Building sway. In towers above roughly 150 m, wind-induced lateral movement can swing the governor rope enough that the centrifugal weights see a momentary radial spike equivalent to overspeed. The governor cannot tell the difference between a fast-spinning sheave and a sheave that is being yanked sideways. KONE and Otis address this on UltraRope and Gen3 high-rise installations with damped governor sheaves and rope-stabilising guides at intermediate floors.
If you are seeing nuisance trips on a 30-storey building during storms, fit a rope tie-back at mid-shaft. The trips are not a fault in the gear — they are a real signal from a governor that does not have lateral-motion compensation.
Depends on score depth. EN 81-20 commissioning guidance allows surface marking up to about 0.5 mm depth on a T-profile guide rail without replacement, provided the running surface for the guide shoes (usually the front face of the flange, not the side gripped by the wedges) is unaffected. Measure with a depth gauge across multiple points.

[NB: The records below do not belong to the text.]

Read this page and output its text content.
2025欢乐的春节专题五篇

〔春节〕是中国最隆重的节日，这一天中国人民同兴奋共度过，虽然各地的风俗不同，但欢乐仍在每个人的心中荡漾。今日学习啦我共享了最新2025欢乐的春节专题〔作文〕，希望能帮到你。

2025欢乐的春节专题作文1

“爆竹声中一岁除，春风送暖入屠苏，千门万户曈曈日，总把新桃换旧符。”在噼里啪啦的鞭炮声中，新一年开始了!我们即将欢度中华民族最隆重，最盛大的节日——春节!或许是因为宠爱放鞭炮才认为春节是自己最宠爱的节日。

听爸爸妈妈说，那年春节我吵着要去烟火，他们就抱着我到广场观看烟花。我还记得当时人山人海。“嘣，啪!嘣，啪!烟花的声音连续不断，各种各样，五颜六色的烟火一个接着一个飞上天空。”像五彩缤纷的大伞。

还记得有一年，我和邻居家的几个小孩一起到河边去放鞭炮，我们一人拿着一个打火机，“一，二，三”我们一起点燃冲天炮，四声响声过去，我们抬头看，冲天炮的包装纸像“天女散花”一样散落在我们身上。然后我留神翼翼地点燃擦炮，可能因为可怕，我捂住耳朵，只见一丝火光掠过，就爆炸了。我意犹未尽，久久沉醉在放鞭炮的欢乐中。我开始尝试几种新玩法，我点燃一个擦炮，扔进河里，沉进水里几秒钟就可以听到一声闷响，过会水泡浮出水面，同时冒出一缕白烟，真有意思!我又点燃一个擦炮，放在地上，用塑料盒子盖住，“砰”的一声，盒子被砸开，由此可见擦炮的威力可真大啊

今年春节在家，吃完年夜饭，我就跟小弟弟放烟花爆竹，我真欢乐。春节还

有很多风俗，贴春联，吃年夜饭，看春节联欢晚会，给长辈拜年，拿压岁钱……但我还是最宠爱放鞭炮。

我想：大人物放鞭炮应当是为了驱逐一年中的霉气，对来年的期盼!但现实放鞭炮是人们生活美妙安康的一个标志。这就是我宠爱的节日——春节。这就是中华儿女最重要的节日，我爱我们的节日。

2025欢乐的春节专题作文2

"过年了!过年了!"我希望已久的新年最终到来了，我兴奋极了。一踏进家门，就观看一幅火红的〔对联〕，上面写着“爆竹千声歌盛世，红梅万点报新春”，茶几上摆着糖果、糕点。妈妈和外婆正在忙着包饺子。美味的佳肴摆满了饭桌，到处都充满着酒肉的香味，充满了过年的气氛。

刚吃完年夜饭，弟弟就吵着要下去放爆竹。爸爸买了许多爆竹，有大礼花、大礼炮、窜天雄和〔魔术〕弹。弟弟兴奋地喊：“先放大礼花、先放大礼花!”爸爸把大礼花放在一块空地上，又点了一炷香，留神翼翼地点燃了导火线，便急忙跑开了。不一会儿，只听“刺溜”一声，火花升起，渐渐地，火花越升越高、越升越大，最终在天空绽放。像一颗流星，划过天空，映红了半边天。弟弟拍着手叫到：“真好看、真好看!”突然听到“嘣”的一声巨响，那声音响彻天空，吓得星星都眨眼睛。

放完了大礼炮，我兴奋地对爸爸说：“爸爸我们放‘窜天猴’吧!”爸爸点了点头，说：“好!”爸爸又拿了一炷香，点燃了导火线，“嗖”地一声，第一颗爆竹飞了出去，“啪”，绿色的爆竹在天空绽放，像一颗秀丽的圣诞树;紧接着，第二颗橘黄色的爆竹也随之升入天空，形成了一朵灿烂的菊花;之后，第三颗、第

Scoring deeper than 0.5 mm or any score that crosses onto the guide-shoe running face means rail replacement of that section. The cause is almost always over-hard wedge faces (above 62 HRC) running against an under-spec rail. Check the wedge hardness certificate before you blame the rail.
Because rated speed on residential through-floor lifts like Stiltz Duo or Savaria Vuelift is 0.15-0.20 m/s. Plug those numbers into the stopping-distance formula at even 25g deceleration: s = 0.20² / (2 × 245) = 0.0008 m, less than 1 mm. The peak deceleration is high but the velocity change is so small that the impulse on a passenger is trivial — comparable to stepping off a kerb.
The 0.63 m/s code threshold for instantaneous gear exists precisely because below that speed, the violent-stop deceleration produces a survivable impulse. Above it, the impulse becomes injurious and progressive gear is mandatory.